La fotografía que ilustra esta nota fue tomada en Palpa y Conde. Por supuesto, la escena no es exclusiva de este sector del barrio ni de Colegiales en forma específica, sino que forma parte de una problemática que se extiende por todo el territorio porteño y probablemente, también más allá de los límites capitalinos. Con respecto a esta situación, en las últimas horas se han producido algunas novedades: el Jefe de Gobierno de la Ciudad de Buenos Aires, Jorge Macri, instruyó a las fuerzas de seguridad a intervenir activamente en situaciones en las que personas manipulen residuos fuera de los contenedores habilitados, provocando suciedad en las calles. Según lo dispuesto, si se detecta esta conducta, los responsables deberán ordenar y asear la zona de inmediato, y en caso de negativa, podrán ser sancionados conforme a la normativa vigente.
Esta medida se enmarca en una serie de acciones orientadas a preservar el orden y la higiene en el espacio público. La información fue proporcionada a través de comunicado oficial del GCBA en su sitio institucional buenosaires.gob.ar. Según se detalla, la orden fue dada directamente por el Jefe de Gobierno y está respaldada por la legislación contravencional de la Ciudad.
El propio Jorge Macri expresó: “Di la orden al Ministerio de Seguridad y a la Policía de la Ciudad que, si encuentran a alguna persona o grupo de personas removiendo basura de los contenedores y ensuciando nuestra ciudad, les exijan que limpien y ordenen todo de inmediato. Si se niegan, que los sancionen según la normativa vigente”.
La base legal para aplicar estas sanciones es el artículo 94 del Código Contravencional porteño, el cual establece que quien ensucie o manche bienes públicos o privados será penado con entre uno y quince días de trabajos comunitarios, o con una multa que puede ir de 81 a 1217 unidades fijas. Actualmente, cada unidad fija tiene un valor de $731,62. Las penas se duplican si el acto se realiza desde un vehículo, o si se afecta patrimonio cultural o institucional como monumentos, templos religiosos, escuelas, hospitales, estaciones o vagones de tren y subte.
¿Cuántos hay?
Mediante el comunicado, el GCBA detalló que en la ciudad hay actualmente 33.045 contenedores de residuos. De ese total, 28.456 son de color negro o gris, mientras que los 4.589 restantes son verdes, destinados a la separación de reciclables. Para mejorar la seguridad y funcionalidad del sistema de recolección, el Gobierno porteño instaló recientemente 7.000 nuevos contenedores “antivandálicos”. Este tipo de contenedores incorpora una tapa con resorte que permite el ingreso de bolsas, pero evita su extracción, dificultando así la manipulación indebida.

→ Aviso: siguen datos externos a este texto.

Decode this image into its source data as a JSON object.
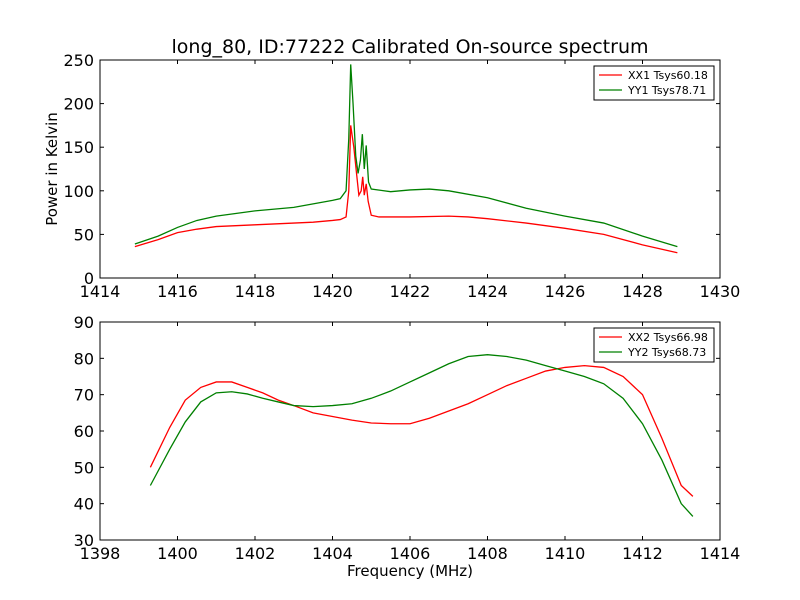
{
  "figure": {
    "title": "long_80, ID:77222 Calibrated On-source spectrum",
    "ylabel": "Power in Kelvin",
    "xlabel": "Frequency (MHz)"
  },
  "chart_data": [
    {
      "type": "line",
      "xlim": [
        1414,
        1430
      ],
      "ylim": [
        0,
        250
      ],
      "xticks": [
        1414,
        1416,
        1418,
        1420,
        1422,
        1424,
        1426,
        1428,
        1430
      ],
      "yticks": [
        0,
        50,
        100,
        150,
        200,
        250
      ],
      "legend": "top-right",
      "grid": false,
      "series": [
        {
          "name": "XX1 Tsys60.18",
          "color": "#ff0000",
          "points": [
            [
              1414.9,
              36
            ],
            [
              1415.5,
              44
            ],
            [
              1416,
              52
            ],
            [
              1416.5,
              56
            ],
            [
              1417,
              59
            ],
            [
              1417.5,
              60
            ],
            [
              1418,
              61
            ],
            [
              1418.5,
              62
            ],
            [
              1419,
              63
            ],
            [
              1419.5,
              64
            ],
            [
              1420,
              66
            ],
            [
              1420.2,
              67
            ],
            [
              1420.35,
              70
            ],
            [
              1420.42,
              100
            ],
            [
              1420.47,
              175
            ],
            [
              1420.55,
              150
            ],
            [
              1420.62,
              120
            ],
            [
              1420.68,
              95
            ],
            [
              1420.74,
              100
            ],
            [
              1420.78,
              116
            ],
            [
              1420.82,
              95
            ],
            [
              1420.87,
              108
            ],
            [
              1420.92,
              88
            ],
            [
              1421,
              72
            ],
            [
              1421.2,
              70
            ],
            [
              1422,
              70
            ],
            [
              1423,
              71
            ],
            [
              1423.5,
              70
            ],
            [
              1424,
              68
            ],
            [
              1425,
              63
            ],
            [
              1426,
              57
            ],
            [
              1427,
              50
            ],
            [
              1428,
              38
            ],
            [
              1428.9,
              29
            ]
          ]
        },
        {
          "name": "YY1 Tsys78.71",
          "color": "#008000",
          "points": [
            [
              1414.9,
              39
            ],
            [
              1415.5,
              48
            ],
            [
              1416,
              58
            ],
            [
              1416.5,
              66
            ],
            [
              1417,
              71
            ],
            [
              1417.5,
              74
            ],
            [
              1418,
              77
            ],
            [
              1418.5,
              79
            ],
            [
              1419,
              81
            ],
            [
              1419.5,
              85
            ],
            [
              1420,
              89
            ],
            [
              1420.2,
              91
            ],
            [
              1420.35,
              100
            ],
            [
              1420.42,
              160
            ],
            [
              1420.47,
              245
            ],
            [
              1420.53,
              200
            ],
            [
              1420.6,
              140
            ],
            [
              1420.66,
              120
            ],
            [
              1420.72,
              135
            ],
            [
              1420.77,
              165
            ],
            [
              1420.82,
              125
            ],
            [
              1420.87,
              152
            ],
            [
              1420.93,
              110
            ],
            [
              1421,
              102
            ],
            [
              1421.5,
              99
            ],
            [
              1422,
              101
            ],
            [
              1422.5,
              102
            ],
            [
              1423,
              100
            ],
            [
              1424,
              92
            ],
            [
              1425,
              80
            ],
            [
              1426,
              71
            ],
            [
              1427,
              63
            ],
            [
              1428,
              48
            ],
            [
              1428.9,
              36
            ]
          ]
        }
      ]
    },
    {
      "type": "line",
      "xlim": [
        1398,
        1414
      ],
      "ylim": [
        30,
        90
      ],
      "xticks": [
        1398,
        1400,
        1402,
        1404,
        1406,
        1408,
        1410,
        1412,
        1414
      ],
      "yticks": [
        30,
        40,
        50,
        60,
        70,
        80,
        90
      ],
      "legend": "top-right",
      "grid": false,
      "series": [
        {
          "name": "XX2 Tsys66.98",
          "color": "#ff0000",
          "points": [
            [
              1399.3,
              50
            ],
            [
              1399.8,
              61
            ],
            [
              1400.2,
              68.5
            ],
            [
              1400.6,
              72
            ],
            [
              1401,
              73.5
            ],
            [
              1401.4,
              73.5
            ],
            [
              1401.8,
              72
            ],
            [
              1402.2,
              70.5
            ],
            [
              1402.6,
              68.5
            ],
            [
              1403,
              67
            ],
            [
              1403.5,
              65
            ],
            [
              1404,
              64
            ],
            [
              1404.5,
              63
            ],
            [
              1405,
              62.2
            ],
            [
              1405.5,
              62
            ],
            [
              1406,
              62
            ],
            [
              1406.5,
              63.5
            ],
            [
              1407,
              65.5
            ],
            [
              1407.5,
              67.5
            ],
            [
              1408,
              70
            ],
            [
              1408.5,
              72.5
            ],
            [
              1409,
              74.5
            ],
            [
              1409.5,
              76.5
            ],
            [
              1410,
              77.5
            ],
            [
              1410.5,
              78
            ],
            [
              1411,
              77.5
            ],
            [
              1411.5,
              75
            ],
            [
              1412,
              70
            ],
            [
              1412.5,
              58
            ],
            [
              1413,
              45
            ],
            [
              1413.3,
              42
            ]
          ]
        },
        {
          "name": "YY2 Tsys68.73",
          "color": "#008000",
          "points": [
            [
              1399.3,
              45
            ],
            [
              1399.8,
              55
            ],
            [
              1400.2,
              62.5
            ],
            [
              1400.6,
              68
            ],
            [
              1401,
              70.5
            ],
            [
              1401.4,
              70.8
            ],
            [
              1401.8,
              70.2
            ],
            [
              1402.2,
              69
            ],
            [
              1402.6,
              68
            ],
            [
              1403,
              67
            ],
            [
              1403.5,
              66.7
            ],
            [
              1404,
              67
            ],
            [
              1404.5,
              67.5
            ],
            [
              1405,
              69
            ],
            [
              1405.5,
              71
            ],
            [
              1406,
              73.5
            ],
            [
              1406.5,
              76
            ],
            [
              1407,
              78.5
            ],
            [
              1407.5,
              80.5
            ],
            [
              1408,
              81
            ],
            [
              1408.5,
              80.5
            ],
            [
              1409,
              79.5
            ],
            [
              1409.5,
              78
            ],
            [
              1410,
              76.5
            ],
            [
              1410.5,
              75
            ],
            [
              1411,
              73
            ],
            [
              1411.5,
              69
            ],
            [
              1412,
              62
            ],
            [
              1412.5,
              52
            ],
            [
              1413,
              40
            ],
            [
              1413.3,
              36.5
            ]
          ]
        }
      ]
    }
  ]
}
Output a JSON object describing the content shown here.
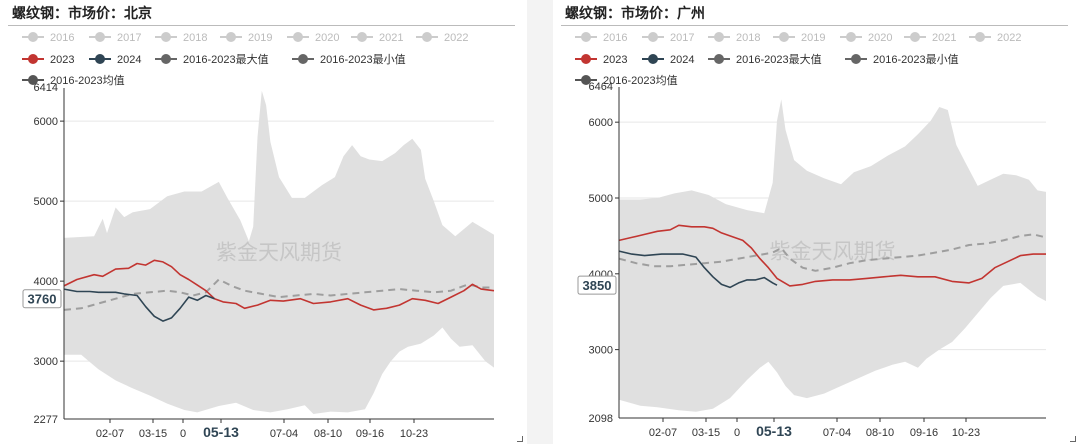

Estos nuevos dispositivos fueron distribuidos prioritariamente en zonas donde los vecinos habían reportado mayores inconvenientes relacionados con la acumulación o dispersión de residuos. Su diseño tipo “buzón” impide tanto la salida de basura como el acceso de personas al interior del contenedor. Además, minimizan el riesgo de derrame de líquidos y bloquean el ingreso de residuos de gran tamaño, los cuales pueden obstruir o dañar el sistema.
Más estadísticas
De acuerdo al comunicado, durante los primeros seis meses de 2025 —de enero a junio— se registraron actos de vandalismo sobre 25.546 contenedores, lo que representa un promedio superior a 4.200 casos por mes. Estos hechos son detectados tanto por personal que realiza inspecciones en vía pública como a partir de reclamos de la ciudadanía. En muchos casos, fue posible reparar los contenedores mediante el reemplazo de piezas como tapas, pedales o tensores. Sin embargo –indicó el GCBA-, también se reportaron unidades que debieron ser reemplazadas por estar completamente destruidas.